_msearch
is an Elasticsearch API. What Kibana is doing when it calls this is form a bunch of requests, pass them to Elasticsearch, and render the results into visualizations. There is almost no work that the Kibana server does when this happens, so giving more CPU or RAM to Kibana won't help.
There are a few things that could potentially lead to this:
- Network slowness between ES and Kibana, or the Kibana server and the client browser. This seems most likely to me because of the huge gap between query duration and request duration.
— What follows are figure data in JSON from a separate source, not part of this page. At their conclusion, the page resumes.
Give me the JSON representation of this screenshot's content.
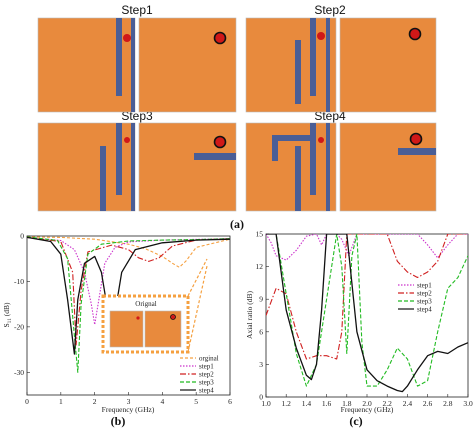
{
  "figure": {
    "colors": {
      "substrate": "#E88A3D",
      "strip": "#4A5E96",
      "dot_fill": "#D01818",
      "dot_ring": "#111111",
      "outline": "#B9B9B9"
    },
    "steps": [
      "Step1",
      "Step2",
      "Step3",
      "Step4"
    ],
    "panel_labels": {
      "a": "(a)",
      "b": "(b)",
      "c": "(c)"
    },
    "inset_title": "Orignal"
  },
  "chart_data": [
    {
      "type": "line",
      "id": "b",
      "xlabel": "Frequency (GHz)",
      "ylabel": "S11 (dB)",
      "xlim": [
        0,
        6
      ],
      "ylim": [
        -35,
        0
      ],
      "xticks": [
        "0",
        "1",
        "2",
        "3",
        "4",
        "5",
        "6"
      ],
      "yticks": [
        "0",
        "-10",
        "-20",
        "-30"
      ],
      "legend": "bottom-right",
      "series": [
        {
          "name": "orginal",
          "color": "#F5A040",
          "dash": "3,2",
          "x": [
            0.0,
            1.0,
            2.0,
            3.0,
            3.5,
            4.0,
            4.3,
            4.5,
            4.7,
            5.0,
            6.0
          ],
          "y": [
            -0.2,
            -0.3,
            -0.7,
            -1.8,
            -2.8,
            -4.5,
            -6.0,
            -6.9,
            -5.5,
            -2.5,
            -0.7
          ]
        },
        {
          "name": "step1",
          "color": "#CC33CC",
          "dash": "1.5,1.5",
          "x": [
            0.0,
            1.0,
            1.4,
            1.7,
            1.9,
            2.0,
            2.1,
            2.3,
            2.6,
            3.0,
            4.0,
            6.0
          ],
          "y": [
            -0.3,
            -1.0,
            -3.0,
            -8.0,
            -15.0,
            -19.5,
            -15.0,
            -6.0,
            -2.5,
            -1.3,
            -0.9,
            -0.6
          ]
        },
        {
          "name": "step2",
          "color": "#D02020",
          "dash": "6,2,1.5,2",
          "x": [
            0.0,
            1.0,
            1.35,
            1.45,
            1.6,
            1.8,
            2.5,
            3.0,
            3.3,
            3.6,
            3.9,
            4.3,
            5.0,
            6.0
          ],
          "y": [
            -0.3,
            -1.2,
            -8.0,
            -24.0,
            -12.0,
            -3.5,
            -2.0,
            -3.0,
            -4.8,
            -5.6,
            -4.8,
            -2.2,
            -0.9,
            -0.6
          ]
        },
        {
          "name": "step3",
          "color": "#22BB22",
          "dash": "4,2",
          "x": [
            0.0,
            0.9,
            1.2,
            1.4,
            1.5,
            1.6,
            1.8,
            2.2,
            3.0,
            4.0,
            5.0,
            6.0
          ],
          "y": [
            -0.2,
            -1.0,
            -5.0,
            -22.0,
            -30.0,
            -15.0,
            -4.0,
            -1.8,
            -1.1,
            -0.9,
            -0.8,
            -0.6
          ]
        },
        {
          "name": "step4",
          "color": "#111111",
          "dash": "",
          "x": [
            0.0,
            0.7,
            1.0,
            1.2,
            1.4,
            1.5,
            1.7,
            2.0,
            2.2,
            2.4,
            2.5,
            2.6,
            2.8,
            3.2,
            4.0,
            5.0,
            6.0
          ],
          "y": [
            -0.3,
            -1.2,
            -4.0,
            -14.0,
            -26.0,
            -14.0,
            -6.0,
            -4.5,
            -8.0,
            -17.0,
            -22.5,
            -17.0,
            -8.0,
            -3.0,
            -1.5,
            -0.9,
            -0.7
          ]
        }
      ]
    },
    {
      "type": "line",
      "id": "c",
      "xlabel": "Frequency (GHz)",
      "ylabel": "Axial ratio (dB)",
      "xlim": [
        1.0,
        3.0
      ],
      "ylim": [
        0,
        15
      ],
      "xticks": [
        "1.0",
        "1.2",
        "1.4",
        "1.6",
        "1.8",
        "2.0",
        "2.2",
        "2.4",
        "2.6",
        "2.8",
        "3.0"
      ],
      "yticks": [
        "0",
        "3",
        "6",
        "9",
        "12",
        "15"
      ],
      "legend": "center-left",
      "series": [
        {
          "name": "step1",
          "color": "#CC33CC",
          "dash": "1.5,1.5",
          "x": [
            1.0,
            1.05,
            1.1,
            1.2,
            1.3,
            1.4,
            1.5,
            1.55,
            1.6,
            1.7,
            1.75,
            1.82,
            1.9,
            2.0,
            2.1,
            2.2,
            2.3,
            2.4,
            2.5,
            2.6,
            2.7,
            2.8,
            2.9,
            3.0
          ],
          "y": [
            15,
            14.2,
            13.0,
            12.6,
            13.5,
            14.8,
            15.0,
            14.0,
            15.0,
            15.0,
            14.5,
            13.0,
            15.0,
            15.0,
            15.0,
            15.0,
            15.0,
            15.0,
            15.0,
            14.0,
            12.8,
            14.0,
            15.0,
            15.0
          ]
        },
        {
          "name": "step2",
          "color": "#D02020",
          "dash": "6,2,1.5,2",
          "x": [
            1.0,
            1.1,
            1.2,
            1.3,
            1.4,
            1.5,
            1.6,
            1.7,
            1.75,
            1.8,
            1.85,
            1.9,
            2.0,
            2.1,
            2.2,
            2.3,
            2.4,
            2.5,
            2.6,
            2.7,
            2.8,
            2.9,
            3.0
          ],
          "y": [
            7.5,
            10.0,
            9.5,
            6.0,
            3.5,
            3.8,
            3.8,
            3.5,
            6.0,
            15.0,
            15.0,
            15.0,
            15.0,
            15.0,
            15.0,
            12.5,
            11.5,
            11.0,
            11.5,
            12.5,
            15.0,
            15.0,
            15.0
          ]
        },
        {
          "name": "step3",
          "color": "#22BB22",
          "dash": "4,2",
          "x": [
            1.0,
            1.1,
            1.2,
            1.3,
            1.4,
            1.5,
            1.6,
            1.7,
            1.75,
            1.8,
            1.85,
            1.9,
            1.95,
            2.0,
            2.1,
            2.2,
            2.3,
            2.4,
            2.5,
            2.6,
            2.7,
            2.8,
            2.9,
            3.0
          ],
          "y": [
            15.0,
            15.0,
            9.5,
            4.0,
            1.0,
            3.0,
            9.0,
            15.0,
            12.0,
            4.0,
            13.0,
            15.0,
            5.0,
            1.0,
            1.0,
            2.5,
            4.5,
            3.5,
            1.0,
            1.5,
            6.0,
            10.0,
            11.0,
            13.0
          ]
        },
        {
          "name": "step4",
          "color": "#111111",
          "dash": "",
          "x": [
            1.0,
            1.1,
            1.2,
            1.3,
            1.4,
            1.45,
            1.5,
            1.55,
            1.6,
            1.65,
            1.7,
            1.75,
            1.8,
            1.9,
            2.0,
            2.1,
            2.2,
            2.3,
            2.35,
            2.4,
            2.5,
            2.6,
            2.7,
            2.8,
            2.9,
            3.0
          ],
          "y": [
            15.0,
            15.0,
            8.0,
            4.5,
            2.0,
            1.6,
            3.0,
            8.0,
            15.0,
            15.0,
            15.0,
            15.0,
            15.0,
            6.0,
            2.5,
            1.5,
            1.0,
            0.6,
            0.5,
            1.0,
            2.5,
            3.8,
            4.2,
            4.0,
            4.6,
            5.0
          ]
        }
      ]
    }
  ]
}
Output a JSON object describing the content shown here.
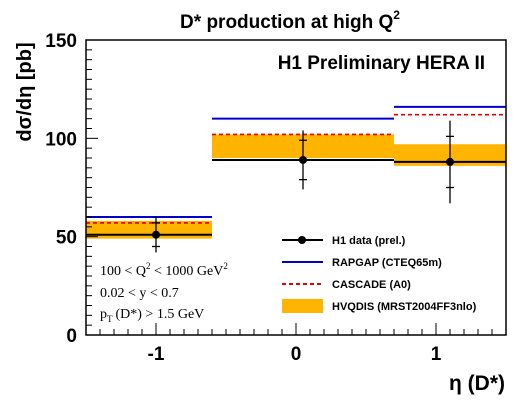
{
  "chart_data": {
    "type": "scatter",
    "title_main": "D* production at high Q",
    "title_sup": "2",
    "experiment_label": "H1 Preliminary HERA II",
    "ylabel": "dσ/dη [pb]",
    "xlabel": "η (D*)",
    "xlim": [
      -1.5,
      1.5
    ],
    "ylim": [
      0,
      150
    ],
    "x_ticks": [
      "-1",
      "0",
      "1"
    ],
    "y_ticks": [
      "0",
      "50",
      "100",
      "150"
    ],
    "bins": [
      [
        -1.5,
        -0.6
      ],
      [
        -0.6,
        0.7
      ],
      [
        0.7,
        1.5
      ]
    ],
    "series": [
      {
        "name": "H1 data (prel.)",
        "kind": "points",
        "color": "#000000",
        "x": [
          -1.0,
          0.05,
          1.1
        ],
        "y": [
          51,
          89,
          88
        ],
        "err_stat": [
          6,
          10,
          13
        ],
        "err_tot": [
          9,
          15,
          21
        ]
      },
      {
        "name": "RAPGAP (CTEQ65m)",
        "kind": "line",
        "color": "#0000cc",
        "values": [
          60,
          110,
          116
        ]
      },
      {
        "name": "CASCADE (A0)",
        "kind": "dashed",
        "color": "#e00000",
        "values": [
          57,
          102,
          112
        ]
      },
      {
        "name": "HVQDIS (MRST2004FF3nlo)",
        "kind": "band",
        "color": "#ffb400",
        "low": [
          49,
          90,
          86
        ],
        "high": [
          58,
          102,
          97
        ]
      }
    ],
    "cuts": {
      "line1_a": "100 < Q",
      "line1_sup": "2",
      "line1_b": " < 1000 GeV",
      "line1_sup2": "2",
      "line2": "0.02 < y < 0.7",
      "line3_a": "p",
      "line3_sub": "T",
      "line3_b": "(D*) > 1.5 GeV"
    }
  }
}
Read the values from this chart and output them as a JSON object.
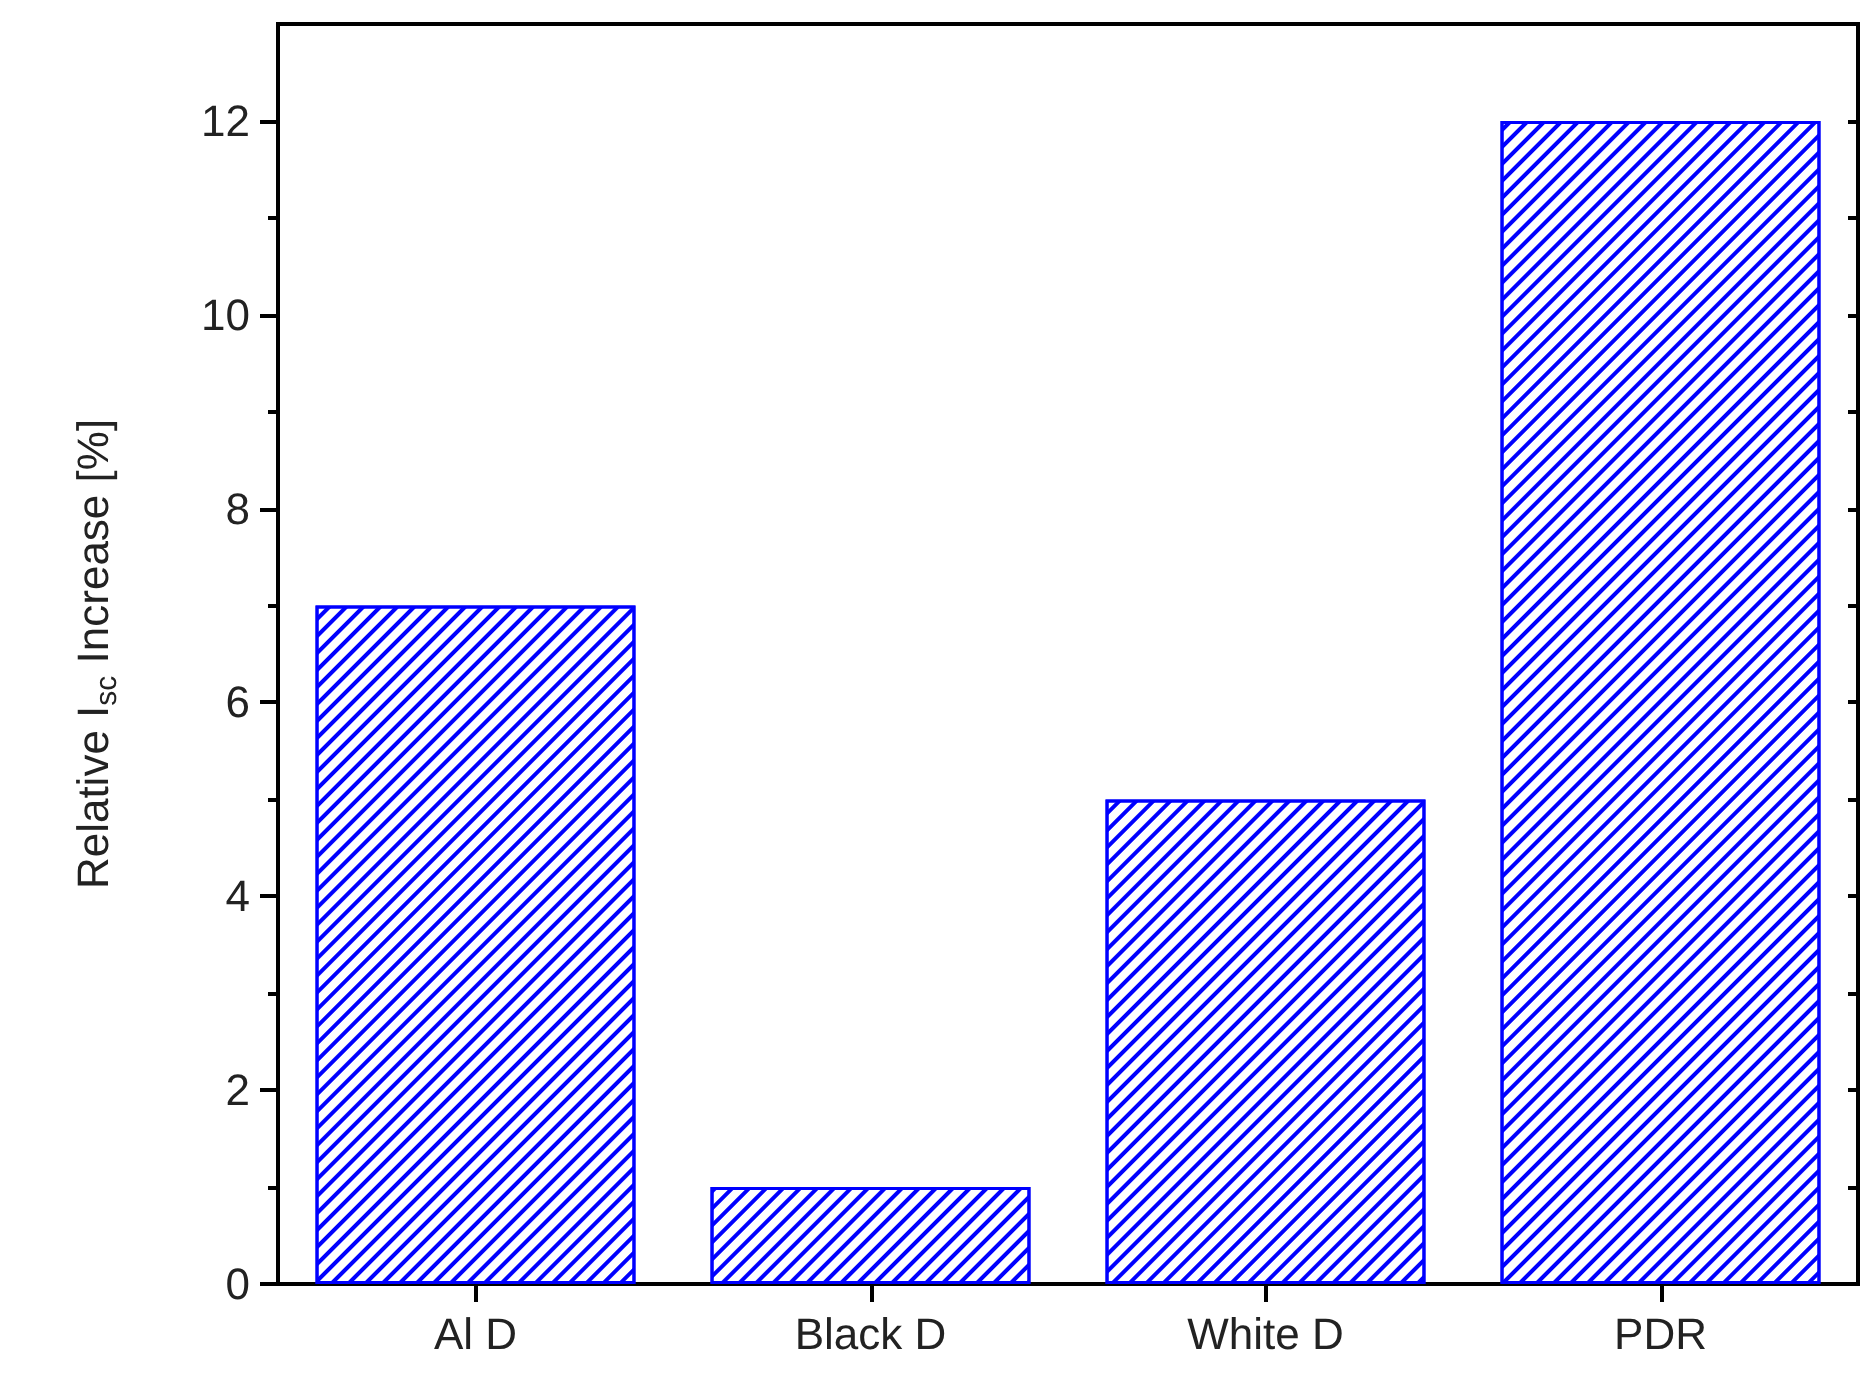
{
  "chart_data": {
    "type": "bar",
    "ylabel": "Relative I$_{sc}$ Increase [%]",
    "categories": [
      "Al D",
      "Black D",
      "White D",
      "PDR"
    ],
    "values": [
      7,
      1,
      5,
      12
    ],
    "color": "#0000ff",
    "ylim": [
      0,
      13
    ],
    "yticks": [
      0,
      {
        "value": 1,
        "label": null
      },
      2,
      {
        "value": 3,
        "label": null
      },
      4,
      {
        "value": 5,
        "label": null
      },
      6,
      {
        "value": 7,
        "label": null
      },
      8,
      {
        "value": 9,
        "label": null
      },
      10,
      {
        "value": 11,
        "label": null
      },
      12
    ],
    "grid": false
  }
}
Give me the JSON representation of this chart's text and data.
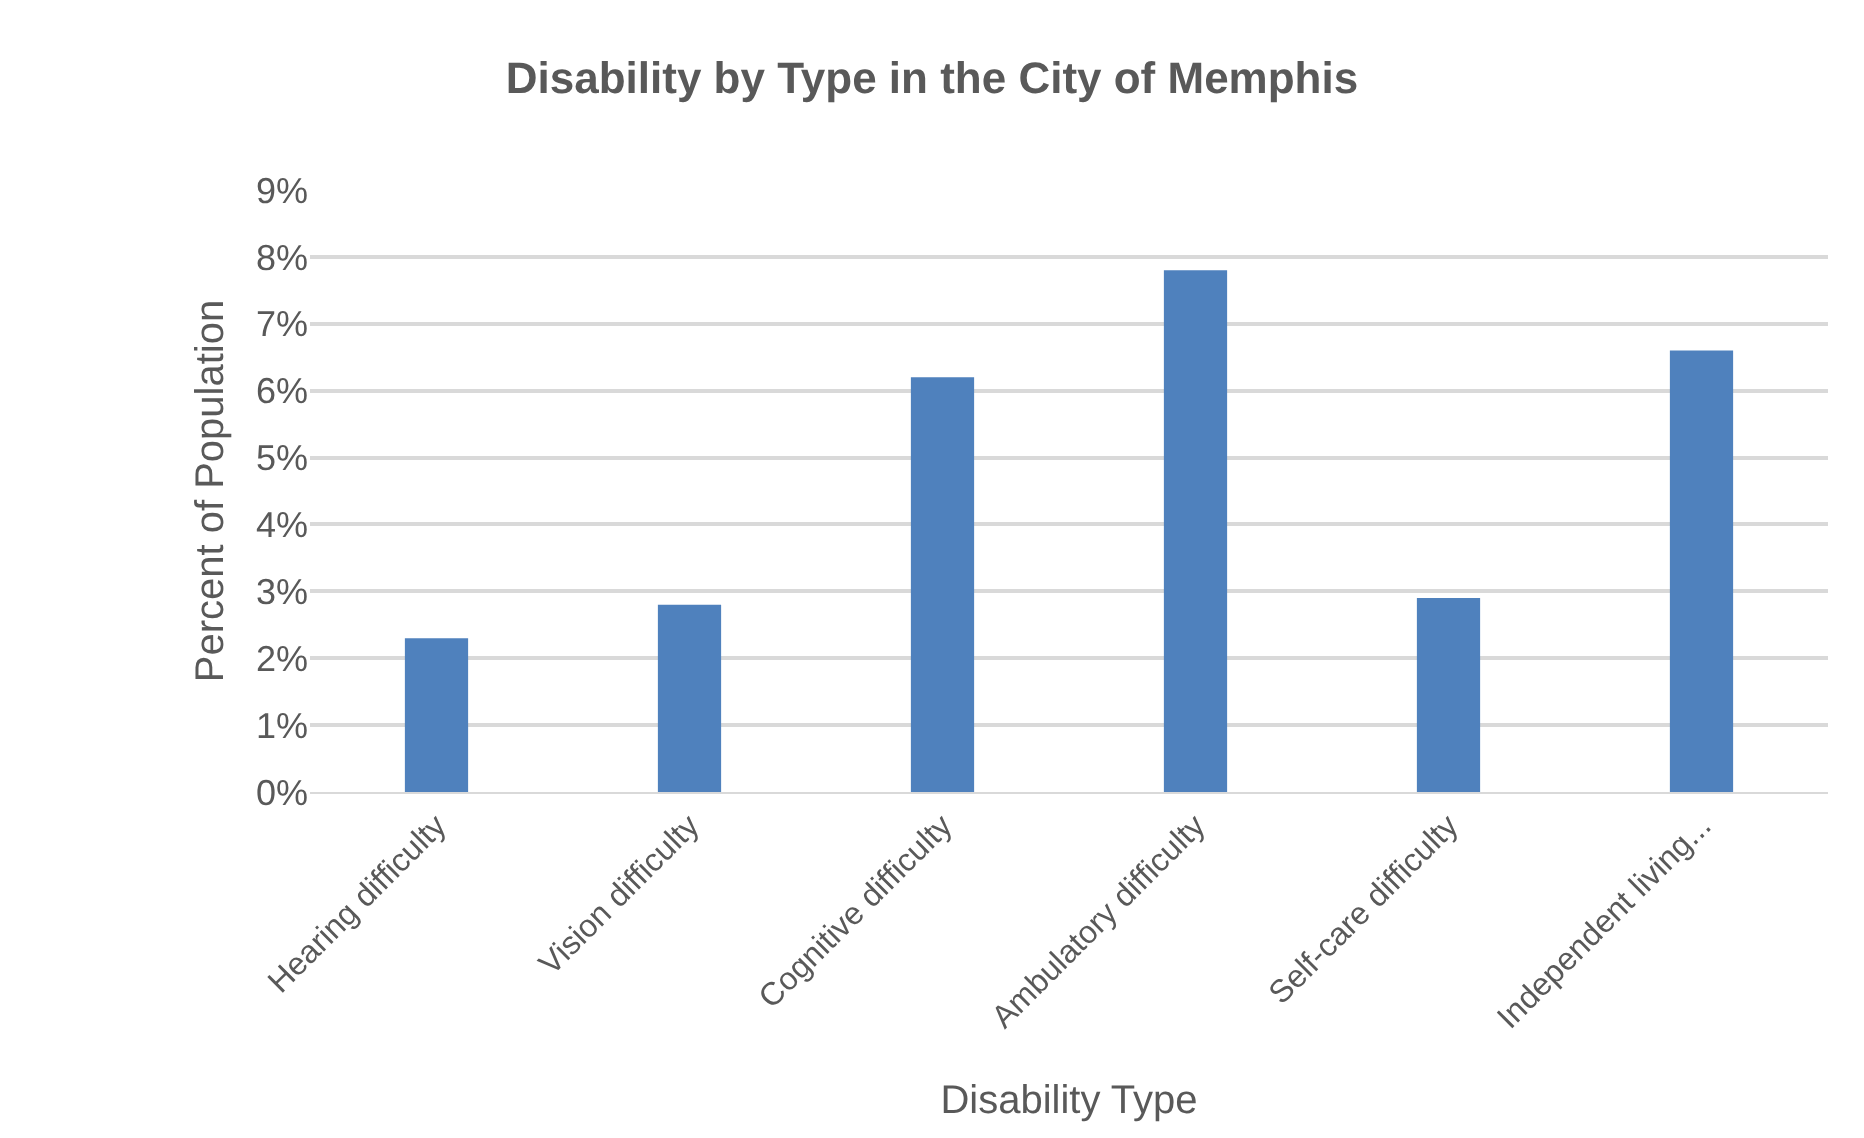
{
  "chart_data": {
    "type": "bar",
    "title": "Disability by Type in the City of Memphis",
    "xlabel": "Disability Type",
    "ylabel": "Percent of Population",
    "categories": [
      "Hearing difficulty",
      "Vision difficulty",
      "Cognitive difficulty",
      "Ambulatory difficulty",
      "Self-care difficulty",
      "Independent living..."
    ],
    "values": [
      2.3,
      2.8,
      6.2,
      7.8,
      2.9,
      6.6
    ],
    "color": "#4f81bd",
    "ylim": [
      0,
      9
    ],
    "yticks": [
      {
        "value": 0,
        "label": "0%"
      },
      {
        "value": 1,
        "label": "1%"
      },
      {
        "value": 2,
        "label": "2%"
      },
      {
        "value": 3,
        "label": "3%"
      },
      {
        "value": 4,
        "label": "4%"
      },
      {
        "value": 5,
        "label": "5%"
      },
      {
        "value": 6,
        "label": "6%"
      },
      {
        "value": 7,
        "label": "7%"
      },
      {
        "value": 8,
        "label": "8%"
      },
      {
        "value": 9,
        "label": "9%"
      }
    ],
    "grid": "y",
    "legend": false
  }
}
- I suppose if you have saved searches in your dashboard, and the documents have a large number of fields, you might be running into this issue: [Discover] Discover times out when there's a lot of fields (b/c of highlight) · Issue #12131 · elastic/kibana · GitHub (related Discuss issue: Kibana very slow)
When you're looking at "query duration," what this should mean is looking at the "took" times for each result in the _msearch
. Then I assume that "request duration" is the round-trip time for the _msearch
, which you can find in the browser's dev tools. Here is an example measurement:
The took
times total up to 19479ms.
When we look at the timing for this request, it turns out to be 11.57 seconds.
How can the request time be less than the total took times? The answer is because ES processes queries in the _msearch
in parallel, so what we're primarily worried about is the timing for the one that took the longest, which for me is 11.37 seconds. That isn't too far away from the 11.57 seconds of the total request. Even though average took time is 2.1 seconds, the request waits on the full payload, so average took time isn't very useful.
If you could share some information like this in this thread, it would be really helpful to understand better what kind of problem we're facing.